The analogy with bees, by the way, is suggested by Dante himself. Here are the three lines which open Canto XVI of the Inferno:
Già era in loco, onde s’udia il rimbombo
dell’acqua che cadea nell’altro giro,
simile a quel che l’arnie fanno rombo.16
(Inferno, XVI, 1–3)
Dante’s similes are never descriptive, that is, purely representational. They always pursue the concrete goal of giving the inner image of the structure or the force. Let us take the very large group of bird similes—all those long caravans now of cranes, now of crows, and now the classical military phalanxes of swallows, now the anarchically disorderly ravens, unsuited to Latin military formations—this group of extended similes always corresponds to the instinct of pilgrimage, travel, colonization, migration. Or let us take, for example, the equally extensive group of river similes, portraying the rise in the Apennines of the river Arno, which irrigates the Tuscan plain, or the descent into the plain of Lombardy of its alpine wet nurse, the river Po. This group of similes, marked by an extraordinary liberality and a step-by-step descent from tercet to tercet, always leads to a complex of culture, homeland, and unsettled civic life, to a political and national complex, so conditioned by water boundaries and also by the power and direction of rivers.

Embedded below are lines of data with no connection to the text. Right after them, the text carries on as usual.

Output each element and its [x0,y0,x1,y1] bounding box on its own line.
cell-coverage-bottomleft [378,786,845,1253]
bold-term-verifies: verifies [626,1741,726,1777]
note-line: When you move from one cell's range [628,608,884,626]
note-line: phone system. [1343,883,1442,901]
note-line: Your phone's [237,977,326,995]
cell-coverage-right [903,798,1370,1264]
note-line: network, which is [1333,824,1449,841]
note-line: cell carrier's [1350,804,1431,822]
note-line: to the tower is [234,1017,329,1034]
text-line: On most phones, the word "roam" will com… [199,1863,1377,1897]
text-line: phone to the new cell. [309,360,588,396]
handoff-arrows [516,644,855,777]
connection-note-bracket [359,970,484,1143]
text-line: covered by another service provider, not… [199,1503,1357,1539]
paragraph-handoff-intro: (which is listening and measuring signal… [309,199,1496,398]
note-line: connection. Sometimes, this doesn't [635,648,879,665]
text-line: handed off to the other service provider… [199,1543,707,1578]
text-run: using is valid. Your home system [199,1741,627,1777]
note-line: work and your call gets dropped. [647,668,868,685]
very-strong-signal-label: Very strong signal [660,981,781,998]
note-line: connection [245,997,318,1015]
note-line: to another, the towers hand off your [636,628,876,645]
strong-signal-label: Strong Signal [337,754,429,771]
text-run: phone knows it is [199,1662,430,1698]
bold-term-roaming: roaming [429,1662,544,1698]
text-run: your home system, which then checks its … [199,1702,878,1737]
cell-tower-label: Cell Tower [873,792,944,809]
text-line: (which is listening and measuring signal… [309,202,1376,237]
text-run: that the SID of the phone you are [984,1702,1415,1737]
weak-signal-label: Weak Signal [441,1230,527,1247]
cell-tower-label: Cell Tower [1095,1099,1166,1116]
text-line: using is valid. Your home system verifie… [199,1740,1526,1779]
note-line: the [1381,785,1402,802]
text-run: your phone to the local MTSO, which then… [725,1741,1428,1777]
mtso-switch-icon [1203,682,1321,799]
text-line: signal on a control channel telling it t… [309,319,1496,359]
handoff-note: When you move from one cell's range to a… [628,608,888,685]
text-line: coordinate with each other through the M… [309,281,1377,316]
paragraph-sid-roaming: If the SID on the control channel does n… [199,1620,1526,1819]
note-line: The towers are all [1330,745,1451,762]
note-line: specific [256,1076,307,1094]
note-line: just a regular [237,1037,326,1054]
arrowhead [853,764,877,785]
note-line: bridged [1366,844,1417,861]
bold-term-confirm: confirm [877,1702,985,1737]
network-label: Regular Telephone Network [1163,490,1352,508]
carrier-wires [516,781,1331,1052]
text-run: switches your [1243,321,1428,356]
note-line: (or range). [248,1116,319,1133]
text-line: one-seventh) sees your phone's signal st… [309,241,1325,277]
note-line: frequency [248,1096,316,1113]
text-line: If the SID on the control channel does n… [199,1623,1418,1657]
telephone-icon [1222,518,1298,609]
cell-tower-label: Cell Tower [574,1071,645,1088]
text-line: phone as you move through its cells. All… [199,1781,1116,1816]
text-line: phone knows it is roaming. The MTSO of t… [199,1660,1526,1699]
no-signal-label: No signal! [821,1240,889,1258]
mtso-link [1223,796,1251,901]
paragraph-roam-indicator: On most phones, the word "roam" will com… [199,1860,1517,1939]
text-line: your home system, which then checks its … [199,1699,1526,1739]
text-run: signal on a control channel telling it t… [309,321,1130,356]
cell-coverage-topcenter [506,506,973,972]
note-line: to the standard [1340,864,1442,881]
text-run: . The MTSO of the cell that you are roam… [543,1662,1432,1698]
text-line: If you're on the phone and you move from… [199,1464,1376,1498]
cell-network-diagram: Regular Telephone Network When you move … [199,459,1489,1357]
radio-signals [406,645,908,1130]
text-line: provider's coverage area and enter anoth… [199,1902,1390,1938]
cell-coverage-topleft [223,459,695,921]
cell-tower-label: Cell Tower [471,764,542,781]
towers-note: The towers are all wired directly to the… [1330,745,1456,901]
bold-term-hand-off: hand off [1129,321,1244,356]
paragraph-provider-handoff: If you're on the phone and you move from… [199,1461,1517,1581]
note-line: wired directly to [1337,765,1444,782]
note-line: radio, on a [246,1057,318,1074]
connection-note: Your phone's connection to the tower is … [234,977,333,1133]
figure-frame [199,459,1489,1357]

The force of Dante’s simile, strange as it may seem, is directly proportional to our ability to get along without it. It is never dictated by some beggarly logical necessity. What, pray tell, could have been the logical necessity for comparing the poem as it neared its end to an article of attire—gonna, what we would today call “skirt” but in early Italian meant, rather, a “cloak” or “dress” in general—and himself to a tailor who, forgive the expression, had run out of stuff?
IV.
As Dante began to be more and more beyond the powers of readers in succeeding generations and even of artists themselves, he was more and more shrouded in mystery. The author himself was striving for clear and exact knowledge. For his contemporaries he was difficult, he was exhausting, but in return he bestowed the award of knowledge. Later on, things got much worse. There was the elaborate development of the ignorant cult of Dantean mysticism, devoid, like the very idea of mysticism, of any concrete substance. There appeared the “mysterious” Dante of the French etchings,17 consisting of a monk’s hood, an aquiline nose, and some sort of occupation among mountain crags. In Russia this voluptuous ignorance on the part of the ecstatic adepts of Dante, who did not read him, claimed as its victim none other than Alexander Blok:
The shade of Dante with his aquiline profile
Sings to me of the New Life . . .18
The inner illumination of Dante’s space by light—light derived from nothing more than the structural elements of his work—was of absolutely no interest to anyone.